Align with microformats / linked data

Following on from HTML versions of STAC we aim to align with the best practices of the 'linked data' community. This will take more research on what exactly we should do. But likely candidates include defining JSON-LD versions of the spec, leveraging http://schema.org or defining a similar canonical location for geospatial schemas, and defining microformats to go in the html versions.

Additional extensions

This item will hopefully continously happen, as real world implementations come online. But we should evolve the schemas people define to become best practices and defined extensions. We may also need some 'type' definitions to help clients more easily recognize known schemas. Candidates for additional extensions include derived data (like NDVI), including even specific types of derived data that might add more information, mosiacs, DEMs / DSMs, LiDAR, SAR, hyperspectral imagery, and many more.

Granular components

It is likely worthwhile once things are more mature to pull out some small pieces from the core that could be reused. Things like the queries on the Catalog API (which could be reused for like a stats API or a subscription API), the 'filter' language used in the query, or the 'paging' mechanism to navigate through GeoJSON results in a Catalog API. Effort should be made to pull those out and let others reuse them.

WFS 3.0 alignment.

Since much of a STAC is very similar to general feature querying, and much of the approach (RESTful, JSON, OpenAPI definition, etc) is also in line, we should try to align STAC (at least the Catalog API part) so that it is a WFS 3.0. This will likely involve giving feedback to the WFS 3.0 group, utilizing their github.

Potential Extensions

This section will list potential extensions that aren't really core, but would be cool additional services providing value around the core. Many are things that one or two providers has needed to implement for their customers, and some would be good to standardize and encourage.

TODO: Figure out if this should break out into its own document.

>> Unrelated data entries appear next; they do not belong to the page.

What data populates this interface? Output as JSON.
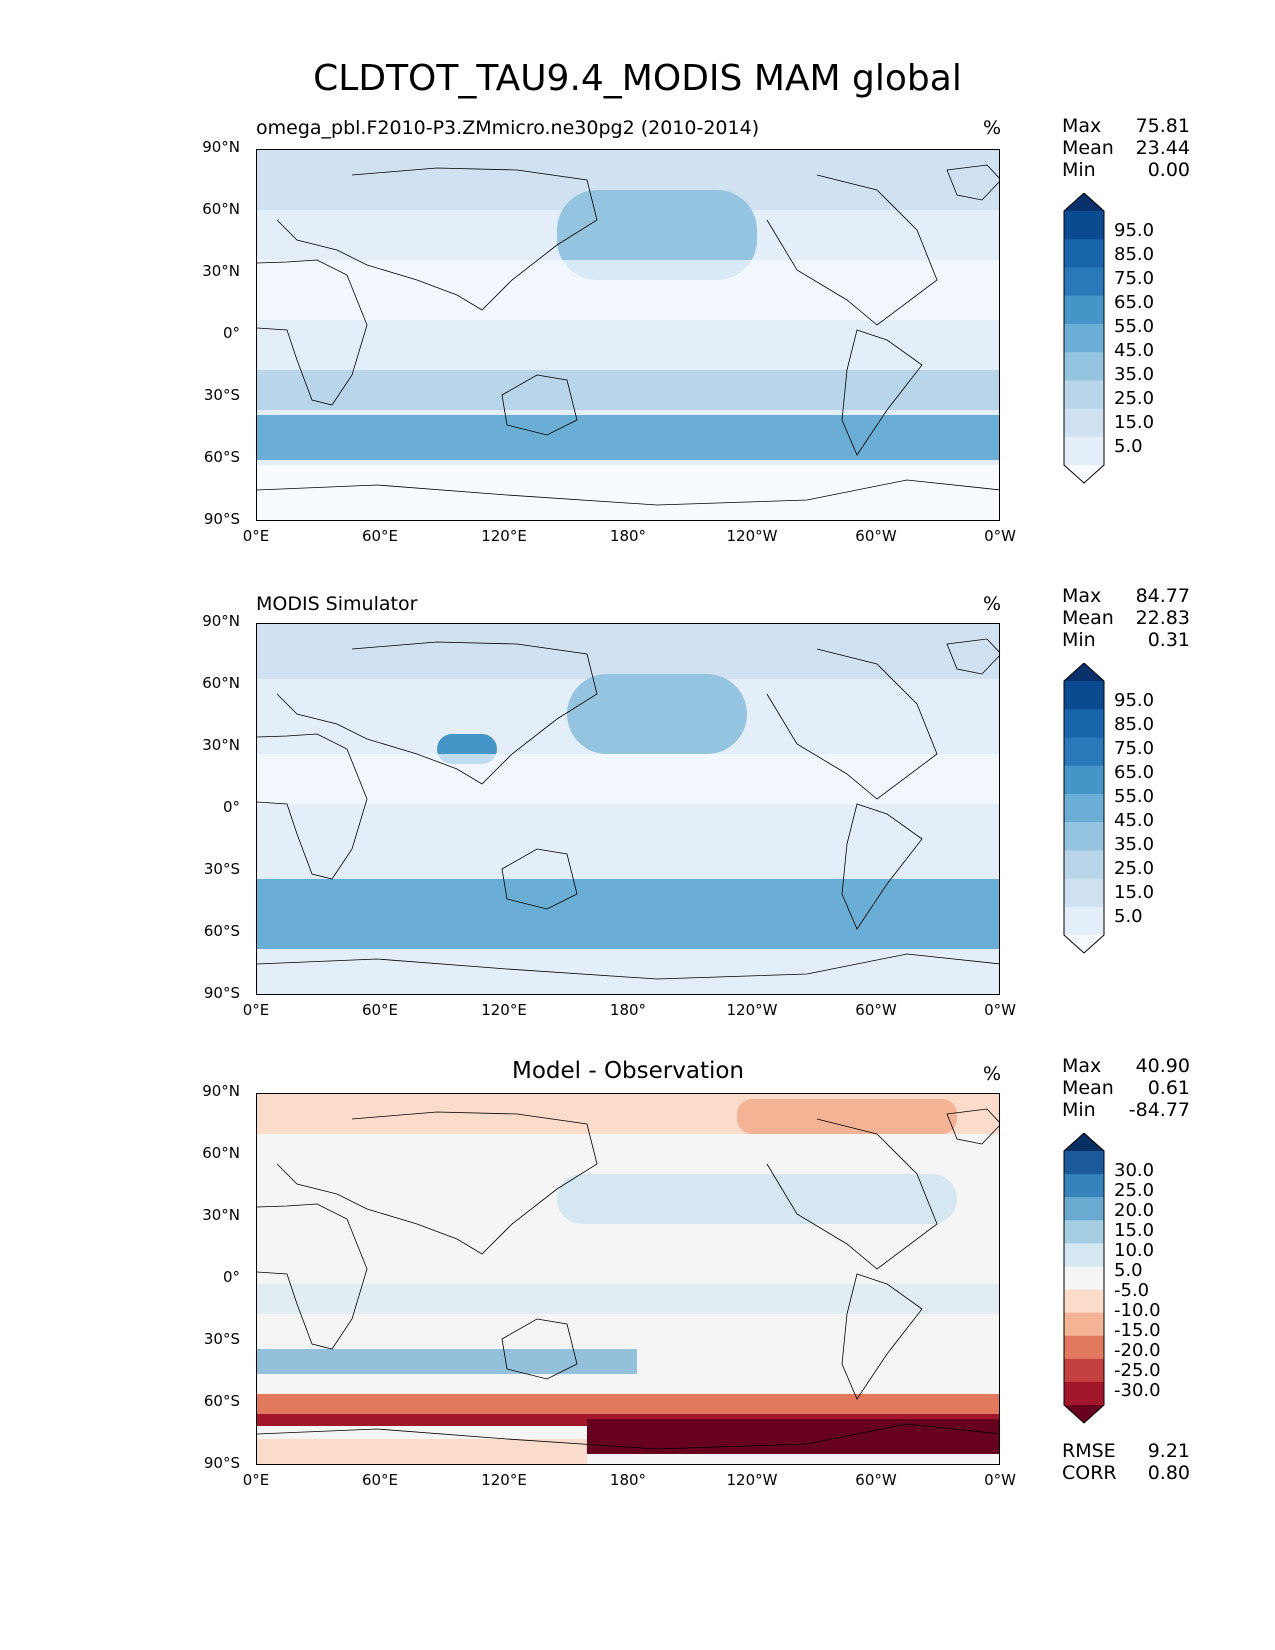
{
  "figure_title": "CLDTOT_TAU9.4_MODIS MAM global",
  "chart_data": [
    {
      "type": "heatmap",
      "title": "omega_pbl.F2010-P3.ZMmicro.ne30pg2 (2010-2014)",
      "units": "%",
      "stats": {
        "max_label": "Max",
        "max": "75.81",
        "mean_label": "Mean",
        "mean": "23.44",
        "min_label": "Min",
        "min": "0.00"
      },
      "colorbar_levels": [
        "95.0",
        "85.0",
        "75.0",
        "65.0",
        "55.0",
        "45.0",
        "35.0",
        "25.0",
        "15.0",
        "5.0"
      ],
      "colorbar_colors": [
        "#08306b",
        "#0a4a90",
        "#1764ab",
        "#2a7abb",
        "#4695c8",
        "#6aaed6",
        "#94c4df",
        "#b8d5ea",
        "#d0e1f2",
        "#e3eef9",
        "#f7fbff"
      ],
      "xlim": [
        0,
        360
      ],
      "ylim": [
        -90,
        90
      ]
    },
    {
      "type": "heatmap",
      "title": "MODIS Simulator",
      "units": "%",
      "stats": {
        "max_label": "Max",
        "max": "84.77",
        "mean_label": "Mean",
        "mean": "22.83",
        "min_label": "Min",
        "min": "0.31"
      },
      "colorbar_levels": [
        "95.0",
        "85.0",
        "75.0",
        "65.0",
        "55.0",
        "45.0",
        "35.0",
        "25.0",
        "15.0",
        "5.0"
      ],
      "colorbar_colors": [
        "#08306b",
        "#0a4a90",
        "#1764ab",
        "#2a7abb",
        "#4695c8",
        "#6aaed6",
        "#94c4df",
        "#b8d5ea",
        "#d0e1f2",
        "#e3eef9",
        "#f7fbff"
      ],
      "xlim": [
        0,
        360
      ],
      "ylim": [
        -90,
        90
      ]
    },
    {
      "type": "heatmap",
      "title": "Model - Observation",
      "units": "%",
      "stats": {
        "max_label": "Max",
        "max": "40.90",
        "mean_label": "Mean",
        "mean": "0.61",
        "min_label": "Min",
        "min": "-84.77"
      },
      "colorbar_levels": [
        "30.0",
        "25.0",
        "20.0",
        "15.0",
        "10.0",
        "5.0",
        "-5.0",
        "-10.0",
        "-15.0",
        "-20.0",
        "-25.0",
        "-30.0"
      ],
      "colorbar_colors": [
        "#053061",
        "#1b5a9b",
        "#3682bb",
        "#6aa9d0",
        "#a6cee3",
        "#d5e7f1",
        "#f5f5f5",
        "#fbdccb",
        "#f5b396",
        "#e2795f",
        "#c3403f",
        "#a1162a",
        "#67001f"
      ],
      "bottom_stats": {
        "rmse_label": "RMSE",
        "rmse": "9.21",
        "corr_label": "CORR",
        "corr": "0.80"
      },
      "xlim": [
        0,
        360
      ],
      "ylim": [
        -90,
        90
      ]
    }
  ],
  "x_ticks": [
    "0°E",
    "60°E",
    "120°E",
    "180°",
    "120°W",
    "60°W",
    "0°W"
  ],
  "y_ticks": [
    "90°N",
    "60°N",
    "30°N",
    "0°",
    "30°S",
    "60°S",
    "90°S"
  ]
}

TODO: Port over most of the ideas from the extension workstream and notes from the boulder sprint.

Assets / Activation

Some API's include an 'activation' mechanism so they don't have to store every data product, but can produce them on the fly and cache them. A 'core' might just include data products that are already activated, to simplify the process some. But more advanced API's likely need some mechanism to advertise that they 'could' make a certain data product, that it's available to the user, but it will take more than a couple seconds to get a response.

Saved Searches

Another feature that some services offer is the ability to 'save' a given search, and then revisit it or get notifications of it. That may make sense as its own little specification.

Caching / Updating

Just a quick selective dump on one of the extension topics. The main geo catalog paradigm that has never really worked seems to be that you'd send out requests to a number of different catalogs and then try to parse responses from all of them. It seems time to flip that model around, where there are catalogs that also crawl and cache other catalogs. Indeed the simplest catalog profile could not even offer up 'search' - it'd work as crawlable links and flat files hosted on a cloud storage bucket.

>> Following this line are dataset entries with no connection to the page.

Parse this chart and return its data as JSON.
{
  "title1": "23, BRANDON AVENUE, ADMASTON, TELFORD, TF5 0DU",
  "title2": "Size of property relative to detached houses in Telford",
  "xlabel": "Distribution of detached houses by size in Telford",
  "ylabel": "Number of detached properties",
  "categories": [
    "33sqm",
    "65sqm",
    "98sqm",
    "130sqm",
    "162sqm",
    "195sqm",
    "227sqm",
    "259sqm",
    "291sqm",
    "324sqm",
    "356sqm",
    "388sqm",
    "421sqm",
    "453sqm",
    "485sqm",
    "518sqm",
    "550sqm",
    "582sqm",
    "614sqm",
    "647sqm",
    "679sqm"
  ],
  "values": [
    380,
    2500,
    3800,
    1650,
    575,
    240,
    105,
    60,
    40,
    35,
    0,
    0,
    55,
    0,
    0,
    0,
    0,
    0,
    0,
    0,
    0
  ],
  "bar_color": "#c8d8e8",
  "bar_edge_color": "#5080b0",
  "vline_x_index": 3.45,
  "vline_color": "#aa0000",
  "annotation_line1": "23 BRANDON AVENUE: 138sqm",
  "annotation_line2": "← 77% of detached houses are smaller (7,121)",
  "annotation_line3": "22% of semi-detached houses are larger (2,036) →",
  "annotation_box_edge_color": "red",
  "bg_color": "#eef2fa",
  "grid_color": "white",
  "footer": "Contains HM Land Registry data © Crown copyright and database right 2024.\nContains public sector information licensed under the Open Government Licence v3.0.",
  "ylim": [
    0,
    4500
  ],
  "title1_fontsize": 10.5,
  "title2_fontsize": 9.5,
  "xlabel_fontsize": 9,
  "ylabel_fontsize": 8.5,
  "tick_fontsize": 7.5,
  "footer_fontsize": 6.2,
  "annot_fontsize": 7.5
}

But a more advanced catalog should offer up a way for other catalogs to subscribe to updates they care about and get notifications. An agriculture company might pull satellite imagery from 5 catalogs, but they only pull the corn belt in the US, where they do their analytics. So they could just have a 'caching catalog', that knows the canonical record is somewhere else (and refers to it). But it stays up to date, and is able to offer sub-second responses to searches on the cached catalogs. And indeed ideally ranks the searches across all the 5 catalogs.